Do you know Guy Kawasaki? I didn’t really know who he was until I signed up for Lynda.com (highly recommended!) and started watching his lectures on how to properly use social media for a business. I thought that for part of my series on how I am trying to learn to “harness the power of social media” as an author, I would tell you about what I learned from him. If you want to know more I highly suggest you check him out, or buy his book, The Art of Social Media with Peg Fitzpatrick. Here are a few of his tips in general about posting on social media:
Always Add Value
You can do that in four different ways:
Pass the “Re-Share” Test
Post such great content that people will want to re-share it. He gives an example of a great restaurant that you tell all your friends, “YOU HAVE TO TRY THIS PLACE!” That endorsement can be a little scary because what if your friends hate the place? Suddenly your reputation is on the line. They might not trust you anymore!
But, what if they love it? Then your reputation as a person to listen to grows. I personally love sharing things with friends and making those connections, but I am definitely hesitant to do it in a public forum. Often the things I like feel so niche that no one else will really care. On the other hand, that’s the great thing about social media, isn’t it? You can always find your people.
Use the NPR model
I got a little thrill when he mentioned NPR and some of my favorite programs. He uses them as an example because they create such great content that when they come around begging for money twice (or more) a year, people feel an obligation to reciprocate and pay back in some way. Yes, we might complain about the campaign drive, but we know we need to give back!
In addition to NPR, I personally experienced this with one of my favorite podcast teams at Storywonk. They have given me so much great information, analysis, assistance and entertainment that I felt the need to sing their praises, and show them my support in any way I can. And when they discuss their Patreon donation page I’m immediately in favor of giving them some money if they’ll just keep doing what they do!
Feed the Content Monster
When using social media you can’t pop in and out, leaving vast silent holes. I definitely find myself in this loop, partially because I don’t know what to say or share. Guy has some tips, naturally. Some people might not feel these are all genuine, but I’m going to share them any way because they give very clear answers, and maybe will help you see how others do it.
- Piggy back off of others, using services like Alltop.com, reddit.com, or feedly.com, which are aggregate services that gather popular stories on specific topics.
- Post what’s hot on Facebook to your own page
- Be bold. Take a stand. Show what you are interested in.
Obviously, this last one needs some clarification if you are doing this for a business.
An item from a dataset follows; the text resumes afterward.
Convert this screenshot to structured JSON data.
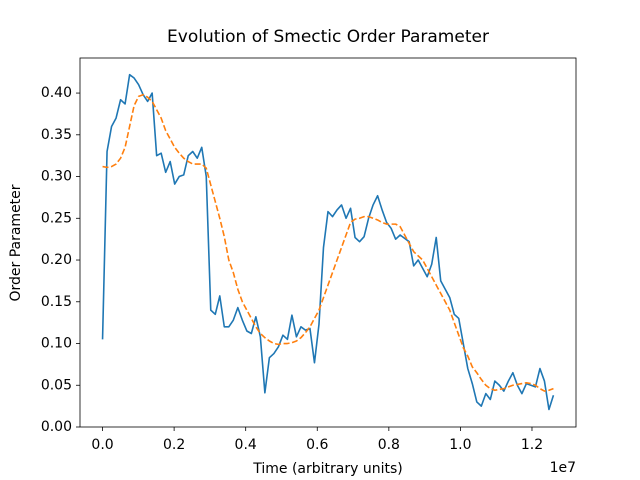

Take a stand and be bold as it relates to your brand and your company. Maybe talking about dietary restrictions isn’t right for your brand, but talking about a story about getting motivated to be creative. It depends on the angle and the topic.
Also, for those of you thinking that piggybacking is cheating, it’s not. Post what you like, and what interests you. It’s not cheating if you see a video and would also send it to your best friend and share it with your FB friends. That’s just engagement.
His last tips were a little more technical, but useful:
- On Facebook or Google+ keep posts to 2-3 sentences
- On Twitter, keep them to 100 characters (even though you have 140) so that others can add their two cents when they re-share
- On blogs, keep it to 500-1000
- Pay attention to the right size of photos so that it’s easier to view on different mobile platforms.